Conclusion and Next Steps
Decision: Proceed with Guardrails
Rationale: Vincristine is already embedded as standard induction chemotherapy in multiple active Phase 3 trials that explicitly enroll ganglioneuroblastoma patients within high-risk neuroblastoma cohorts, and case reports document complete remission in GNB treated with vincristine-containing regimens. The prediction reflects established clinical practice; the primary barrier to use in the Philippines is the lack of local registration, not insufficient evidence.

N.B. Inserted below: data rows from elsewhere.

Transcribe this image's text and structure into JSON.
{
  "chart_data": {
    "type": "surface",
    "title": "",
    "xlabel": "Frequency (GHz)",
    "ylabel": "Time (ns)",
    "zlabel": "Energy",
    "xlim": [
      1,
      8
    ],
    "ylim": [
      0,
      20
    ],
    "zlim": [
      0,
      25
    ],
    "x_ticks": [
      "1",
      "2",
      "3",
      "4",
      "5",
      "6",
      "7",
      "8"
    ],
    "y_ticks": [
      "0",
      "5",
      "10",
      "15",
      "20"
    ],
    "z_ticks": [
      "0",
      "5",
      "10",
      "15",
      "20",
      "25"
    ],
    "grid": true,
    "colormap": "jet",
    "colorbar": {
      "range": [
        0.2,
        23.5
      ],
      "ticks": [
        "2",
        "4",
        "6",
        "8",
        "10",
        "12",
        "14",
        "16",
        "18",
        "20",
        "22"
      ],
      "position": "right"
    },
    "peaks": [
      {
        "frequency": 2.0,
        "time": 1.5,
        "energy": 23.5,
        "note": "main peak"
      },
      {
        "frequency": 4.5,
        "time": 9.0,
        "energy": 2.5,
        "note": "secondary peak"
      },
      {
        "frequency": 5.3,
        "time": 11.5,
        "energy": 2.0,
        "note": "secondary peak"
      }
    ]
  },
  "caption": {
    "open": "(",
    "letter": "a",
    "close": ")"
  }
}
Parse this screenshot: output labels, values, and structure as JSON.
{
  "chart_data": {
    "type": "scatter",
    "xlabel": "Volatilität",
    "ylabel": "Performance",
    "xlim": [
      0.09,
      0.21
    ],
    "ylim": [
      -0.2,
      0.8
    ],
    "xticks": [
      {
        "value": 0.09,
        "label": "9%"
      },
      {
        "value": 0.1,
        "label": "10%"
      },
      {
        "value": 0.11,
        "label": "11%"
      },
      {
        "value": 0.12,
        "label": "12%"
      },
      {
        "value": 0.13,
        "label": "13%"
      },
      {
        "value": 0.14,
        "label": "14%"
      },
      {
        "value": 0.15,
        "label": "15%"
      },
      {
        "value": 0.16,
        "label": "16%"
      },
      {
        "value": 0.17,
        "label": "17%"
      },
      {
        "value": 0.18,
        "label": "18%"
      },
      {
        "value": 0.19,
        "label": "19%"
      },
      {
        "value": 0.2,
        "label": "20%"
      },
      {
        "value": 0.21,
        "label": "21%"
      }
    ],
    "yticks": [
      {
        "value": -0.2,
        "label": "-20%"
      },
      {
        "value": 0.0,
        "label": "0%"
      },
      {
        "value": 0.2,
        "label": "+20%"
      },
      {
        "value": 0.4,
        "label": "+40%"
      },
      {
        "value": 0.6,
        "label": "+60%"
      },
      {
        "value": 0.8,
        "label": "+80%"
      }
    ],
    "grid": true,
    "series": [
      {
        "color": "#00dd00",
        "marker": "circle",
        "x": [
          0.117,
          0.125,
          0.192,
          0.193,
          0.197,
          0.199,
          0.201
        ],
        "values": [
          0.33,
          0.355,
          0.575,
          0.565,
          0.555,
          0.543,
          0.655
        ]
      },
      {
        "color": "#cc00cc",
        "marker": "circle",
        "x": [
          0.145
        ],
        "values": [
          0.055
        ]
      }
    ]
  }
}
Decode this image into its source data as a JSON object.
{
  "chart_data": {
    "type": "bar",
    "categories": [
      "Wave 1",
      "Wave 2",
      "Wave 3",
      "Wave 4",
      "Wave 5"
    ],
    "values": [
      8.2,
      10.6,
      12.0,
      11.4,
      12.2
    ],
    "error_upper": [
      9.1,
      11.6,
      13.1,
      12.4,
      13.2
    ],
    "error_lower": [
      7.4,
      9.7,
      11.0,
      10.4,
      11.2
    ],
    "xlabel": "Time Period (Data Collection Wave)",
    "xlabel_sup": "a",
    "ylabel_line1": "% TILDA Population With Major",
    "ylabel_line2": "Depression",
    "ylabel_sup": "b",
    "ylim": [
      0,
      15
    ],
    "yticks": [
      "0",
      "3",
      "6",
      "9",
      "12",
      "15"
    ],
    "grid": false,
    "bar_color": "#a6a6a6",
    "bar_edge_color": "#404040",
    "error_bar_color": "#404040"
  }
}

To proceed, the following is needed:
- Philippines FDA registration or special import/compassionate use authorization (drug currently not marketed locally)
- Full safety review: obtain and parse Philippines FDA-approved or internationally recognized package insert for warnings, contraindications, and drug-drug interactions
- Mechanism of action documentation via DrugBank API query (DG002 remediation)
- Formal pharmacovigilance and risk management plan for cytotoxic agent use, with special attention to pediatric dosing protocols
- Mandatory intrathecal error prevention protocol: implement ISMP-recommended “For IV Use Only” overwrap and separate dispensing workflow before any institutional use
Disclaimer
This content is for research purposes only and does not constitute medical advice. Clinical validation is required before any clinical application.